Vordering tot betaling e-ticket afgewezen op grond van verjaring

Rechtbank Noord-Holland 28 oktober 2015, IT 1952; ECLI:NL:RBNHO:2015:11678 (Tickets4U tegen [gedaagde])
Gedaagde heeft via internet een toegangskaartje voor een evenement bij Tickets4U gekocht. Hij heeft tot op heden het verschuldigde bedrag niet voldaan. Gedaagde betwist de vordering en stelt dat er sprake is van verjaring. Sprake van een consumentenkoop. Korte verjaringstermijn van artikel 7:28 BW van toepassing. Vorderingen worden afgewezen.

5.1. De kantonrechter zal eerst het beroep van [gedaagde] op bevrijdende verjaring behandelen. Voor beantwoording van de vraag of de vordering van Tickets4U is verjaard, is van belang of de overeenkomst tussen partijen moet worden beschouwd als een overeenkomst van consumentenkoop, in welk geval op grond van artikel 7:28 BW een korte verjaringstermijn van twee jaar van toepassing is.
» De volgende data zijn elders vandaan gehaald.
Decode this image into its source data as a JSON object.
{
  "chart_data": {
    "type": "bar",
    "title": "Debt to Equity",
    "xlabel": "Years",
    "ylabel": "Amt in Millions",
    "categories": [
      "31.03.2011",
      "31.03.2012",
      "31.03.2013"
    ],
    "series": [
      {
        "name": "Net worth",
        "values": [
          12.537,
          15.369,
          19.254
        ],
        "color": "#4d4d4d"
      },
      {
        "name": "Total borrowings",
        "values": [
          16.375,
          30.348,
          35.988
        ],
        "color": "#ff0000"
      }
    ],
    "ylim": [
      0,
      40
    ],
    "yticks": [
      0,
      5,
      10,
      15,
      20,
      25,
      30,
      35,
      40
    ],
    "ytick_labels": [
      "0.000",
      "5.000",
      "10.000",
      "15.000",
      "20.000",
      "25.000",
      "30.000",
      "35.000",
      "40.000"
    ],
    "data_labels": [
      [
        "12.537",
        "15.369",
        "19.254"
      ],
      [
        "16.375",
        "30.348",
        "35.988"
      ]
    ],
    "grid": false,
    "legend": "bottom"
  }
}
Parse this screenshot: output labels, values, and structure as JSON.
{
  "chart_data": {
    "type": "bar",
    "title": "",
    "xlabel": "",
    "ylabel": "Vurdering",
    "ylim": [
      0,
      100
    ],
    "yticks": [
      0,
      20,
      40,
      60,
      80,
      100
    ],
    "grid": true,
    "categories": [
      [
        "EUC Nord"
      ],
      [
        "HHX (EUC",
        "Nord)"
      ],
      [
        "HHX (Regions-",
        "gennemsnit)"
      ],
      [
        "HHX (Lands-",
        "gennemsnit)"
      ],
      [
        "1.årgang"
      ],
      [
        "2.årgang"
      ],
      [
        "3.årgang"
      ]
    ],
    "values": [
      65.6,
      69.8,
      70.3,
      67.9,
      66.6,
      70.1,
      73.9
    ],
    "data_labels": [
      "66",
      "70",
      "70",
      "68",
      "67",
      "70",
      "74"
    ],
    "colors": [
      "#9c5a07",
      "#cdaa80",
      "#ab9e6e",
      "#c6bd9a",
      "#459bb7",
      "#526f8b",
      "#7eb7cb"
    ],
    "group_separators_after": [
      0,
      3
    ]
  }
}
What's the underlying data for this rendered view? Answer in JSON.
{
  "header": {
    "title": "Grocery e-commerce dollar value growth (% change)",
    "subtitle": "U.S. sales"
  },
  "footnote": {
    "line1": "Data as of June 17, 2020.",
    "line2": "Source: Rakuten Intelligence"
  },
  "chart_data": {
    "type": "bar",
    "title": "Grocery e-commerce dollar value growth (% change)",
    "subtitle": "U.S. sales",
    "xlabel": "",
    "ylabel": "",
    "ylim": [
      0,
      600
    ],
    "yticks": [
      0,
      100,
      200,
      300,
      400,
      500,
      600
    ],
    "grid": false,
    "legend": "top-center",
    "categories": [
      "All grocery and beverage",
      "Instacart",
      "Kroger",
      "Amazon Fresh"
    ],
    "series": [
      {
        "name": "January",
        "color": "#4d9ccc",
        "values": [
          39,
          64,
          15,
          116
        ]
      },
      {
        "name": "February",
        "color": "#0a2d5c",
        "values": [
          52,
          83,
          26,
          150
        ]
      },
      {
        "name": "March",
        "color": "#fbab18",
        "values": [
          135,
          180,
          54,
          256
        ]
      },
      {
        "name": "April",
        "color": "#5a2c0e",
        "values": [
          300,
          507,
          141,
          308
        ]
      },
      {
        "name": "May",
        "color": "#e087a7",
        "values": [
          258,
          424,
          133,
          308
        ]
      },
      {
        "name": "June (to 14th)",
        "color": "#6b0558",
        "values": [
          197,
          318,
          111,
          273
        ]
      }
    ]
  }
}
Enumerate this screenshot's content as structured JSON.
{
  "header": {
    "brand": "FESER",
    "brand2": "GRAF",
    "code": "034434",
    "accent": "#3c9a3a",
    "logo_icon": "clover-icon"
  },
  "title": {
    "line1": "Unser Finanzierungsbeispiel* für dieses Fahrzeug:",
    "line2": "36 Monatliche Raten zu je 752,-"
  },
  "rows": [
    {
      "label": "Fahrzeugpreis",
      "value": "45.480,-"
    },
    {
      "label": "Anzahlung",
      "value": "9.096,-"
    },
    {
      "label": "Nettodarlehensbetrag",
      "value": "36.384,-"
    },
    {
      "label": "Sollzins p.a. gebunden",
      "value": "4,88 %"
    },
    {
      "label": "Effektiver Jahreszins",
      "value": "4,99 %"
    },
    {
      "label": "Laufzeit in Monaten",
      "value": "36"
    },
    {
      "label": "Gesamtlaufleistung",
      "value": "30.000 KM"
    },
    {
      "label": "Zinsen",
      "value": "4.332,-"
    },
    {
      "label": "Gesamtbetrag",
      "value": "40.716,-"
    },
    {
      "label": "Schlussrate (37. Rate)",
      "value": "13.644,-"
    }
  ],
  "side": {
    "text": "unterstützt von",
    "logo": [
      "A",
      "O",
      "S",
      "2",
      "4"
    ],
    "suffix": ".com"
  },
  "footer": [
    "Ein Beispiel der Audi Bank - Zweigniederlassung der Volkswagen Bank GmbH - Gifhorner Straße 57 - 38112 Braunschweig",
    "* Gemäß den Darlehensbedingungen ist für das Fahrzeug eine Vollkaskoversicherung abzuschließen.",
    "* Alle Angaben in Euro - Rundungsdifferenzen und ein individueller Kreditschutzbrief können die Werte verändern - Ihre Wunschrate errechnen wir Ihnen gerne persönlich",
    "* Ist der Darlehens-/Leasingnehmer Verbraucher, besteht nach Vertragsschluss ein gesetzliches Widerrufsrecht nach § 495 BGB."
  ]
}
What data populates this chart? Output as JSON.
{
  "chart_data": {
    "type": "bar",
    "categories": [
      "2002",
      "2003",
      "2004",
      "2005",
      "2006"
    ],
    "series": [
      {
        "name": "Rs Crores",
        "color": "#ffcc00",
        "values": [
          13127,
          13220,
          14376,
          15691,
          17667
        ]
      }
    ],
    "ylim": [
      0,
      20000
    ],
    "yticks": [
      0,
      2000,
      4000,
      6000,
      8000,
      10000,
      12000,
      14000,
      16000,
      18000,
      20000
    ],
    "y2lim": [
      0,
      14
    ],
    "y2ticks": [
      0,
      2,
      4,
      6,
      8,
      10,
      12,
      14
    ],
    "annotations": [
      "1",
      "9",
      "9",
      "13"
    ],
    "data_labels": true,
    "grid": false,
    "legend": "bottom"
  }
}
5.3. Naar het oordeel van de kantonrechter is sprake van consumentenkoop. De koop van het recht om toegang te verkrijgen tot een bepaald evenement moet worden beschouwd als de koop van een vermogensrecht. Op grond van artikel 7:48 BW zijn de bepalingen van titel 1 van boek 7 BW inzake koop ook van toepassing op de koop van vermogensrechten, tenzij de aard van het recht zich hiertegen verzet. Naar het oordeel van de kantonrechter verzet de aard van het recht zich bij het kopen van een toegangskaartje voor een evenement niet tegen toepasselijkheid van de bepalingen van consumentenkoop. Tussen partijen is voorts niet in geschil dat Tickets4U handelt in de uitoefening van een bedrijf en dat [gedaagde] een particulier is, die niet handelt in de uitoefening van een beroep of bedrijf. De korte verjaringstermijn van artikel 7:28 BW is dan ook van toepassing op een dergelijke koopovereenkomst.